I am confused by two different explanation of bisection method in two different books.

The image attached above from a textbook, explains that we should refrain from using (a+b)/2 while applying Bisection method but I am unable to get the reason why it is asking to do so?

While the image above is from another textbook. This book uses (a+b)/2.
I am really confused by two different instructions. Please help me clear the confusion.
Thanks in advance!

 

[Mark44]

The two methods are equivalent. In the first (5.1) they calculate $m = a + \frac{b - a} 2$, which is the midpoint of the interval [a, b]. Then they check to see if f(a) and f(m) are of the same sign or not. If not, the function zero must be between a and m.

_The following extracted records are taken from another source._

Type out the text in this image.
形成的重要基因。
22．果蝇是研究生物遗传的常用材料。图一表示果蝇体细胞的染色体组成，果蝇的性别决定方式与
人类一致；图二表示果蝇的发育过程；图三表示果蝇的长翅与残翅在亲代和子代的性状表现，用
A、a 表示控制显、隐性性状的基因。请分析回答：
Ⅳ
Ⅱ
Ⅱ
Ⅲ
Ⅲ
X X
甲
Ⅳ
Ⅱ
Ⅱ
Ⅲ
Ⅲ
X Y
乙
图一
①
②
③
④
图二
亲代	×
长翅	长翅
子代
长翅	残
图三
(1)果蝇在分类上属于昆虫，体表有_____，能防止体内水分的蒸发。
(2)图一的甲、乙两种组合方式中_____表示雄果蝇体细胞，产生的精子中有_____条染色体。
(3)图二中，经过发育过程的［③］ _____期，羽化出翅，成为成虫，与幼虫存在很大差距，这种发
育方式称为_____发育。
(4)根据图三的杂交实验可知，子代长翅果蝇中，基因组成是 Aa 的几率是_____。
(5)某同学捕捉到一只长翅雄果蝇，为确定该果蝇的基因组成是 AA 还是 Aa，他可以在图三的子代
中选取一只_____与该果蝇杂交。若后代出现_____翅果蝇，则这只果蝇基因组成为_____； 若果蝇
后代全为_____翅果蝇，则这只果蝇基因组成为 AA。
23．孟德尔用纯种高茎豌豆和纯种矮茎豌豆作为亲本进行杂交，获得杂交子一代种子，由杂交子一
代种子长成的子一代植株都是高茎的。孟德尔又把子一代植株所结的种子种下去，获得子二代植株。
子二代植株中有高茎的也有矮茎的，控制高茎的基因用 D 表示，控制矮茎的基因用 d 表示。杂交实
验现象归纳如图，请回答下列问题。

In the second method, they calculate $c = \frac{a + b} 2$, the average of a and b. If you do the algebra you should see that m and c are equal for any given pair of values a and b. After c is calculated, they calculate f(a)f(c) and determine whether the sign of this product is positive or negative. If it's negative, f(a) and f(c) lie on opposite sides of the horizontal axis, so the function zero must be between a and c.

 

[CandidFlakes]

The two methods are equivalent. In the first (5.1) they calculate $m = a + \frac{b - a} 2$, which is the midpoint of the interval [a, b]. Then they check to see if f(a) and f(m) are of the same sign or not. If not, the function zero must be between a and m.

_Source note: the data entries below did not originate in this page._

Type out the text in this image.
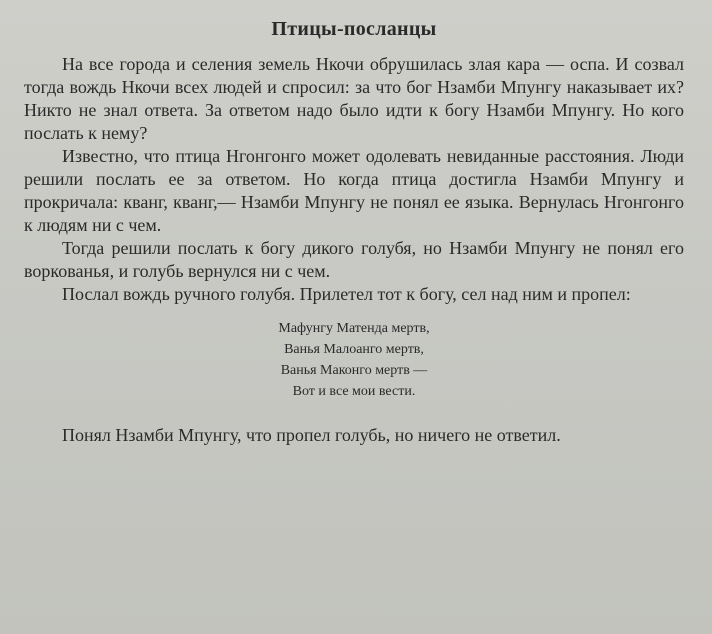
Птицы-посланцы

На все города и селения земель Нкочи обрушилась злая кара — оспа. И созвал тогда вождь Нкочи всех людей и спросил: за что бог Нзамби Мпунгу наказывает их? Никто не знал ответа. За ответом надо было идти к богу Нзамби Мпунгу. Но кого послать к нему?

Известно, что птица Нгонгонго может одолевать невиданные расстояния. Люди решили послать ее за ответом. Но когда птица достигла Нзамби Мпунгу и прокричала: кванг, кванг,— Нзамби Мпунгу не понял ее языка. Вернулась Нгонгонго к людям ни с чем.

Тогда решили послать к богу дикого голубя, но Нзамби Мпунгу не понял его воркованья, и голубь вернулся ни с чем.

Послал вождь ручного голубя. Прилетел тот к богу, сел над ним и пропел:

Мафунгу Матенда мертв,
Ванья Малоанго мертв,
Ванья Маконго мертв —
Вот и все мои вести.

Понял Нзамби Мпунгу, что пропел голубь, но ничего не ответил.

In the second method, they calculate $c = \frac{a + b} 2$, the average of a and b. If you do the algebra you should see that m and c are equal for any given pair of values a and b. After c is calculated, they calculate f(a)f(c) and determine whether the sign of this product is positive or negative. If it's negative, f(a) and f(c) lie on opposite sides of the horizontal axis, so the function zero must be between a and c.

Thanks so much!
But, in the book why are they mentioning that the formula (a+b)/2 gives "midpoint" of 0.7 for the interval [0.67,0.69]?
Also can you please give me a hint on how a+b overflows in extreme cases?

 

[Mark44]

But, in the book why are they mentioning that the formula (a+b)/2 gives "midpoint" of 0.7 for the interval [0.67,0.69]?

Because they are specifying 2-digit decimal arithmetic. The result of the addition of a and b is 1.36 in this case, which has to be rounded to two significant digits, namely 1.4. When it is divided by 2, you get .7, which isn't in the interval [.67, .69].

Also can you please give me a hint on how a+b overflows in extreme cases?

They're talking about finite-precision arithmetic. If you're dealing with 8-bit integers, the largest such integer is 255. If a = 130 and b = 140, then a + b results in an overflow. I.e., the sum can't be represented in 8 bits. I think that's what they're talking about.

 

[CandidFlakes]

Because they are specifying 2-digit decimal arithmetic. The result of the addition of a and b is 1.36 in this case, which has to be rounded to two significant digits, namely 1.4. When it is divided by 2, you get .7, which isn't in the interval [.67, .69].

They're talking about finite-precision arithmetic. If you're dealing with 8-bit integers, the largest such integer is 255. If a = 130 and b = 140, then a + b results in an overflow. I.e., the sum can't be represented in 8 bits. I think that's what they're talking about.

Thanks so much!

 

[FactChecker]

They have to be talking about very old or limited computers. With any common computer of the last few decades, a reasonable tolerance value will stop the computations long before the midpoint calculation has an error. Assuming that you are working with floating point 32 or 64 bit calculations, you can ignore their worry about the midpoint calculation.

 

[Office_Shredder]

Amusingly, the only time I have ever had a bug because of an issue like overflow is when I wrote some code to multiply two integers to see if they were the same sign, and got an integer overflow.

This book is not a good source of learning good programming practice in 2022.